Ia tertarik mendirikan Oracle pada tahun 1977 setelah terinspirasi dari paper karya Edgar F. Codd mengenai database system berjudul “Relational Model of Data for Large Shared Data Banks.”

4. Peter Jennings (1938 – 2005): Presenter Terkenal yang Tak Lulus SMA
 
Presenter terkenal ABC News ini sebenarnya tak lulus SMA. Jennings memulai kariernya sejak usia 9 tahun. Saat itu ia menjadi penyiar radio anak-anak di Kanada. Ayahnya yang juga penyiar radio CBC dan sedang bertugas di luar negeri berang ketika tahu anaknya jadi penyiar radio di tempatnya bekerja. Ayahnya memang tak menyukai nepotisme.

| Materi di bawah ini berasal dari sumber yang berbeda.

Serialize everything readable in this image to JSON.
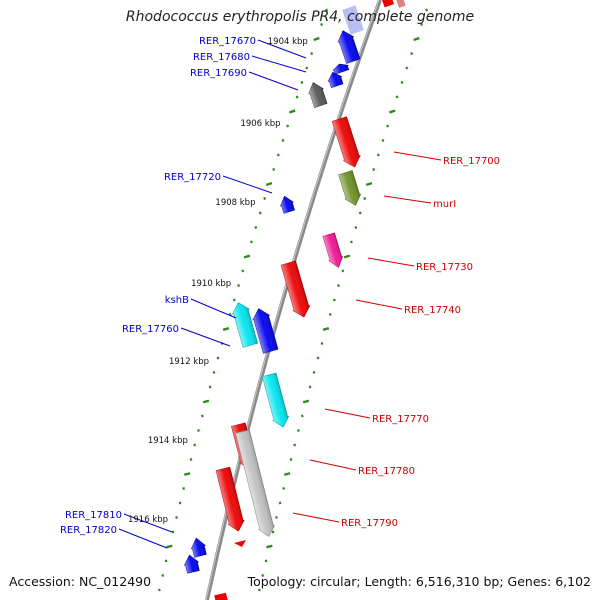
{
  "title": "Rhodococcus erythropolis PR4, complete genome",
  "accession_text": "Accession: NC_012490",
  "topology_text": "Topology: circular; Length: 6,516,310 bp; Genes: 6,102",
  "colors": {
    "backbone": "#8a8a8a",
    "tick": "#2e8b1e",
    "forward_label": "#0000cc",
    "reverse_label": "#cc0000"
  },
  "kbp_markers": [
    {
      "label": "1904 kbp"
    },
    {
      "label": "1906 kbp"
    },
    {
      "label": "1908 kbp"
    },
    {
      "label": "1910 kbp"
    },
    {
      "label": "1912 kbp"
    },
    {
      "label": "1914 kbp"
    },
    {
      "label": "1916 kbp"
    }
  ],
  "genes": [
    {
      "name": "RER_17670",
      "strand": "forward",
      "color": "#0000ee"
    },
    {
      "name": "RER_17680",
      "strand": "forward",
      "color": "#0000ee"
    },
    {
      "name": "RER_17690",
      "strand": "forward",
      "color": "#555555"
    },
    {
      "name": "RER_17700",
      "strand": "reverse",
      "color": "#ee0000"
    },
    {
      "name": "murI",
      "strand": "reverse",
      "color": "#6b8e23"
    },
    {
      "name": "RER_17720",
      "strand": "forward",
      "color": "#0000ee"
    },
    {
      "name": "RER_17730",
      "strand": "reverse",
      "color": "#ee1493"
    },
    {
      "name": "RER_17740",
      "strand": "reverse",
      "color": "#ee0000"
    },
    {
      "name": "kshB",
      "strand": "forward",
      "color": "#00e5ee"
    },
    {
      "name": "RER_17760",
      "strand": "forward",
      "color": "#0000ee"
    },
    {
      "name": "RER_17770",
      "strand": "reverse",
      "color": "#00e5ee"
    },
    {
      "name": "RER_17780",
      "strand": "reverse",
      "color": "#ee0000"
    },
    {
      "name": "RER_17790",
      "strand": "reverse",
      "color": "#c0c0c0"
    },
    {
      "name": "RER_17810",
      "strand": "forward",
      "color": "#0000ee"
    },
    {
      "name": "RER_17820",
      "strand": "forward",
      "color": "#0000ee"
    }
  ]
}
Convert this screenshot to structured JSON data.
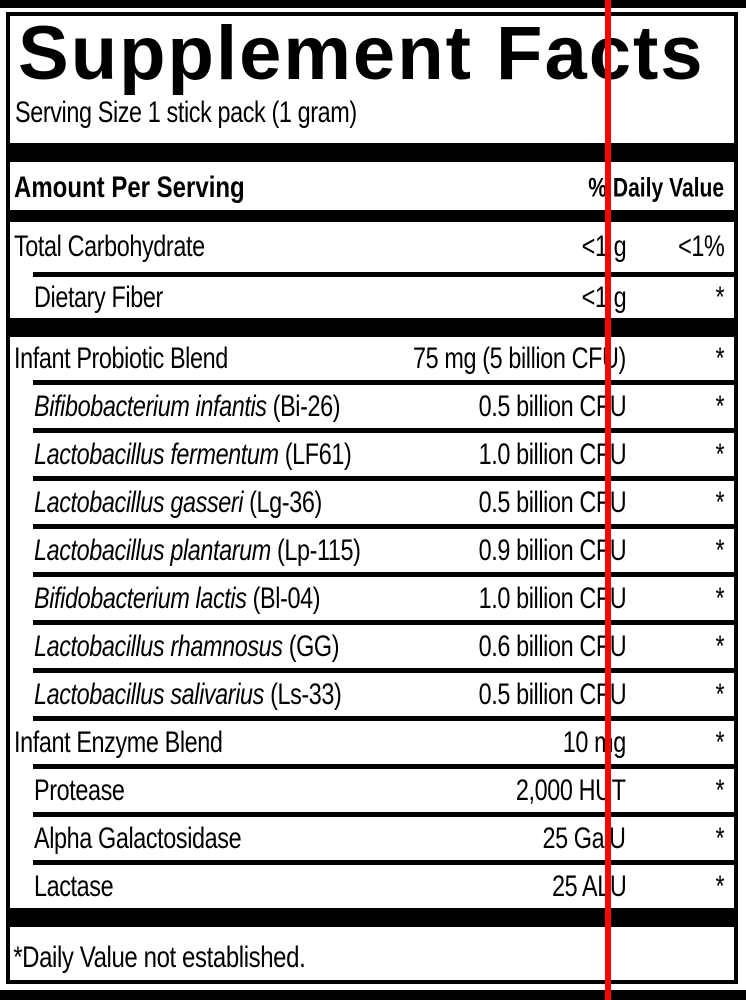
{
  "label": {
    "title": "Supplement Facts",
    "serving_size": "Serving Size 1 stick pack (1 gram)",
    "column_headers": {
      "left": "Amount Per Serving",
      "right": "% Daily Value"
    },
    "footnote": "*Daily Value not established."
  },
  "rows": [
    {
      "name_plain": "Total Carbohydrate",
      "amount": "<1 g",
      "dv": "<1%"
    },
    {
      "name_plain": "Dietary Fiber",
      "amount": "<1 g",
      "dv": "*"
    },
    {
      "name_plain": "Infant Probiotic Blend",
      "amount": "75 mg (5 billion CFU)",
      "dv": "*"
    },
    {
      "name_italic": "Bifibobacterium infantis",
      "name_plain": " (Bi-26)",
      "amount": "0.5 billion CFU",
      "dv": "*"
    },
    {
      "name_italic": "Lactobacillus fermentum",
      "name_plain": " (LF61)",
      "amount": "1.0 billion CFU",
      "dv": "*"
    },
    {
      "name_italic": "Lactobacillus gasseri",
      "name_plain": " (Lg-36)",
      "amount": "0.5 billion CFU",
      "dv": "*"
    },
    {
      "name_italic": "Lactobacillus plantarum",
      "name_plain": " (Lp-115)",
      "amount": "0.9 billion CFU",
      "dv": "*"
    },
    {
      "name_italic": "Bifidobacterium lactis",
      "name_plain": " (Bl-04)",
      "amount": "1.0 billion CFU",
      "dv": "*"
    },
    {
      "name_italic": "Lactobacillus rhamnosus",
      "name_plain": " (GG)",
      "amount": "0.6 billion CFU",
      "dv": "*"
    },
    {
      "name_italic": "Lactobacillus salivarius",
      "name_plain": " (Ls-33)",
      "amount": "0.5 billion CFU",
      "dv": "*"
    },
    {
      "name_plain": "Infant Enzyme Blend",
      "amount": "10 mg",
      "dv": "*"
    },
    {
      "name_plain": "Protease",
      "amount": "2,000 HUT",
      "dv": "*"
    },
    {
      "name_plain": "Alpha Galactosidase",
      "amount": "25 GalU",
      "dv": "*"
    },
    {
      "name_plain": "Lactase",
      "amount": "25 ALU",
      "dv": "*"
    }
  ],
  "annotation": {
    "line_color": "#ff0000"
  },
  "colors": {
    "text": "#000000",
    "background": "#ffffff"
  }
}
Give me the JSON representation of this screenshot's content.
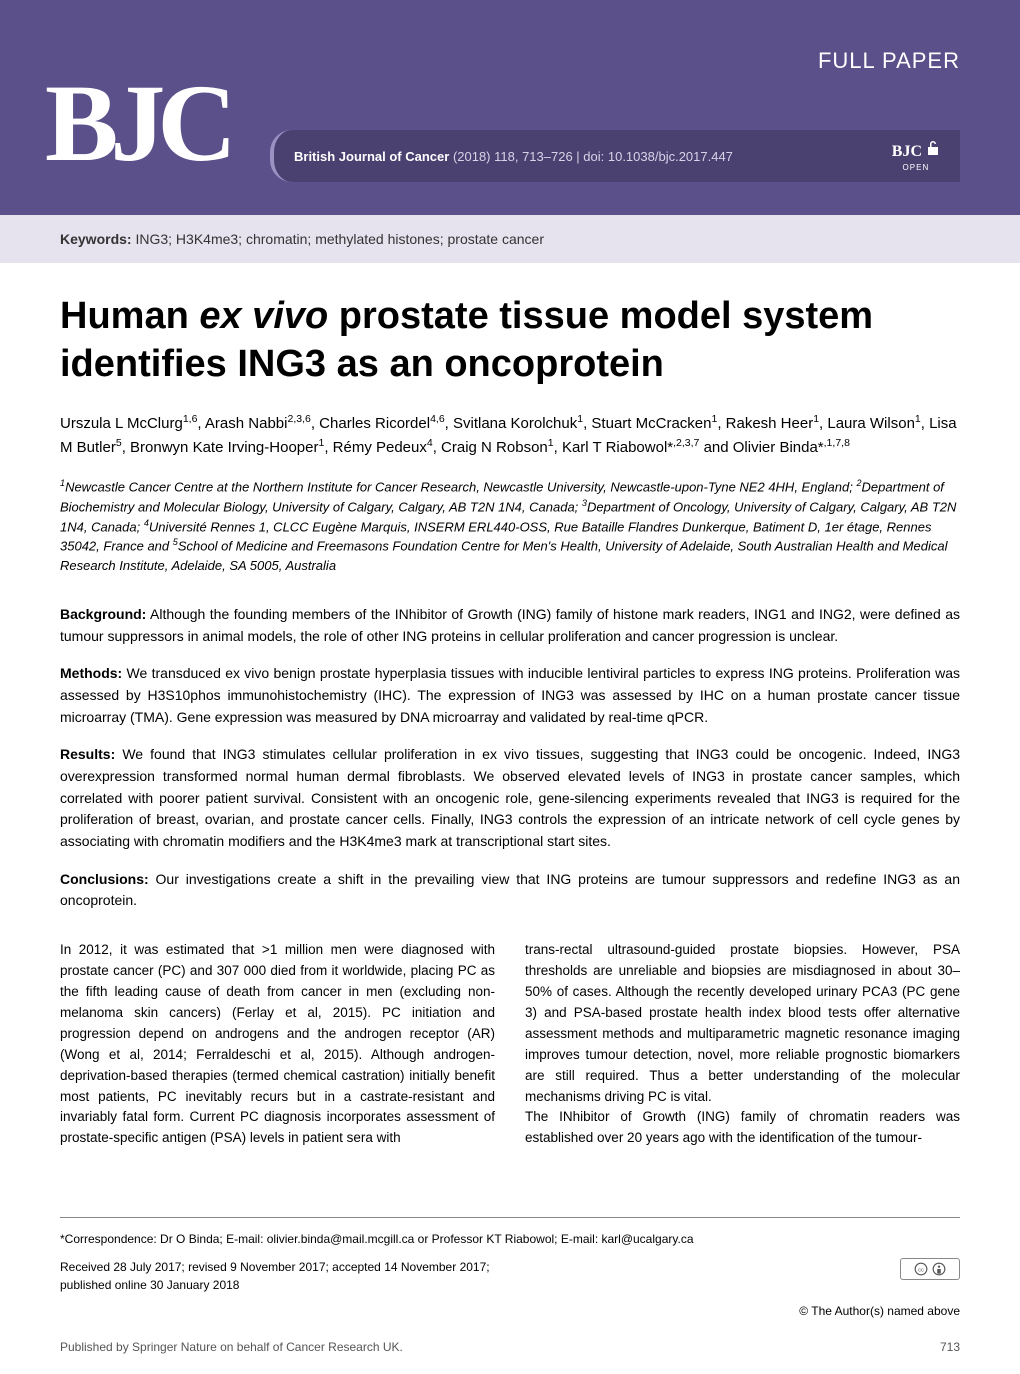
{
  "header": {
    "full_paper_label": "FULL PAPER",
    "logo_text": "BJC",
    "journal_name": "British Journal of Cancer",
    "citation": "(2018) 118, 713–726 | doi: 10.1038/bjc.2017.447",
    "open_logo": "BJC",
    "open_text": "OPEN",
    "header_bg": "#5b5089",
    "bar_bg": "#4a4170"
  },
  "keywords": {
    "label": "Keywords:",
    "text": "ING3; H3K4me3; chromatin; methylated histones; prostate cancer"
  },
  "title_html": "Human <em>ex vivo</em> prostate tissue model system identifies ING3 as an oncoprotein",
  "authors_html": "Urszula L McClurg<sup>1,6</sup>, Arash Nabbi<sup>2,3,6</sup>, Charles Ricordel<sup>4,6</sup>, Svitlana Korolchuk<sup>1</sup>, Stuart McCracken<sup>1</sup>, Rakesh Heer<sup>1</sup>, Laura Wilson<sup>1</sup>, Lisa M Butler<sup>5</sup>, Bronwyn Kate Irving-Hooper<sup>1</sup>, Rémy Pedeux<sup>4</sup>, Craig N Robson<sup>1</sup>, Karl T Riabowol*<sup>,2,3,7</sup> and Olivier Binda*<sup>,1,7,8</sup>",
  "affiliations_html": "<sup>1</sup>Newcastle Cancer Centre at the Northern Institute for Cancer Research, Newcastle University, Newcastle-upon-Tyne NE2 4HH, England; <sup>2</sup>Department of Biochemistry and Molecular Biology, University of Calgary, Calgary, AB T2N 1N4, Canada; <sup>3</sup>Department of Oncology, University of Calgary, Calgary, AB T2N 1N4, Canada; <sup>4</sup>Université Rennes 1, CLCC Eugène Marquis, INSERM ERL440-OSS, Rue Bataille Flandres Dunkerque, Batiment D, 1er étage, Rennes 35042, France and <sup>5</sup>School of Medicine and Freemasons Foundation Centre for Men's Health, University of Adelaide, South Australian Health and Medical Research Institute, Adelaide, SA 5005, Australia",
  "abstract": {
    "background_label": "Background:",
    "background_text": "Although the founding members of the INhibitor of Growth (ING) family of histone mark readers, ING1 and ING2, were defined as tumour suppressors in animal models, the role of other ING proteins in cellular proliferation and cancer progression is unclear.",
    "methods_label": "Methods:",
    "methods_text": "We transduced ex vivo benign prostate hyperplasia tissues with inducible lentiviral particles to express ING proteins. Proliferation was assessed by H3S10phos immunohistochemistry (IHC). The expression of ING3 was assessed by IHC on a human prostate cancer tissue microarray (TMA). Gene expression was measured by DNA microarray and validated by real-time qPCR.",
    "results_label": "Results:",
    "results_text": "We found that ING3 stimulates cellular proliferation in ex vivo tissues, suggesting that ING3 could be oncogenic. Indeed, ING3 overexpression transformed normal human dermal fibroblasts. We observed elevated levels of ING3 in prostate cancer samples, which correlated with poorer patient survival. Consistent with an oncogenic role, gene-silencing experiments revealed that ING3 is required for the proliferation of breast, ovarian, and prostate cancer cells. Finally, ING3 controls the expression of an intricate network of cell cycle genes by associating with chromatin modifiers and the H3K4me3 mark at transcriptional start sites.",
    "conclusions_label": "Conclusions:",
    "conclusions_text": "Our investigations create a shift in the prevailing view that ING proteins are tumour suppressors and redefine ING3 as an oncoprotein."
  },
  "body": {
    "col1": "In 2012, it was estimated that >1 million men were diagnosed with prostate cancer (PC) and 307 000 died from it worldwide, placing PC as the fifth leading cause of death from cancer in men (excluding non-melanoma skin cancers) (Ferlay et al, 2015). PC initiation and progression depend on androgens and the androgen receptor (AR) (Wong et al, 2014; Ferraldeschi et al, 2015). Although androgen-deprivation-based therapies (termed chemical castration) initially benefit most patients, PC inevitably recurs but in a castrate-resistant and invariably fatal form. Current PC diagnosis incorporates assessment of prostate-specific antigen (PSA) levels in patient sera with",
    "col2": "trans-rectal ultrasound-guided prostate biopsies. However, PSA thresholds are unreliable and biopsies are misdiagnosed in about 30–50% of cases. Although the recently developed urinary PCA3 (PC gene 3) and PSA-based prostate health index blood tests offer alternative assessment methods and multiparametric magnetic resonance imaging improves tumour detection, novel, more reliable prognostic biomarkers are still required. Thus a better understanding of the molecular mechanisms driving PC is vital.\n   The INhibitor of Growth (ING) family of chromatin readers was established over 20 years ago with the identification of the tumour-"
  },
  "footer": {
    "correspondence": "*Correspondence: Dr O Binda; E-mail: olivier.binda@mail.mcgill.ca or Professor KT Riabowol; E-mail: karl@ucalgary.ca",
    "dates": "Received 28 July 2017; revised 9 November 2017; accepted 14 November 2017;\npublished online 30 January 2018",
    "cc_label": "cc",
    "author_rights": "© The Author(s) named above",
    "publisher": "Published by Springer Nature on behalf of Cancer Research UK.",
    "page_number": "713"
  }
}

Kegiatan jadi penyiaran ciliknya tak lama. Peter lebih konsentrasi sekolah. Namun sekolahnya tak mulus. Malah ia sempat tak naik ke kelas 10. Menurut pengakuannya ia bosan belajar saat itu. SMA-nya pun tak tamat.

Ia sebenarnya ingin sekali menjadi penyiar seperti ayahnya. Namun kesempatan itu tak mudah ia dapat. Ia lebih dulu bekerja di bank dan sempat aktif di teater setempat.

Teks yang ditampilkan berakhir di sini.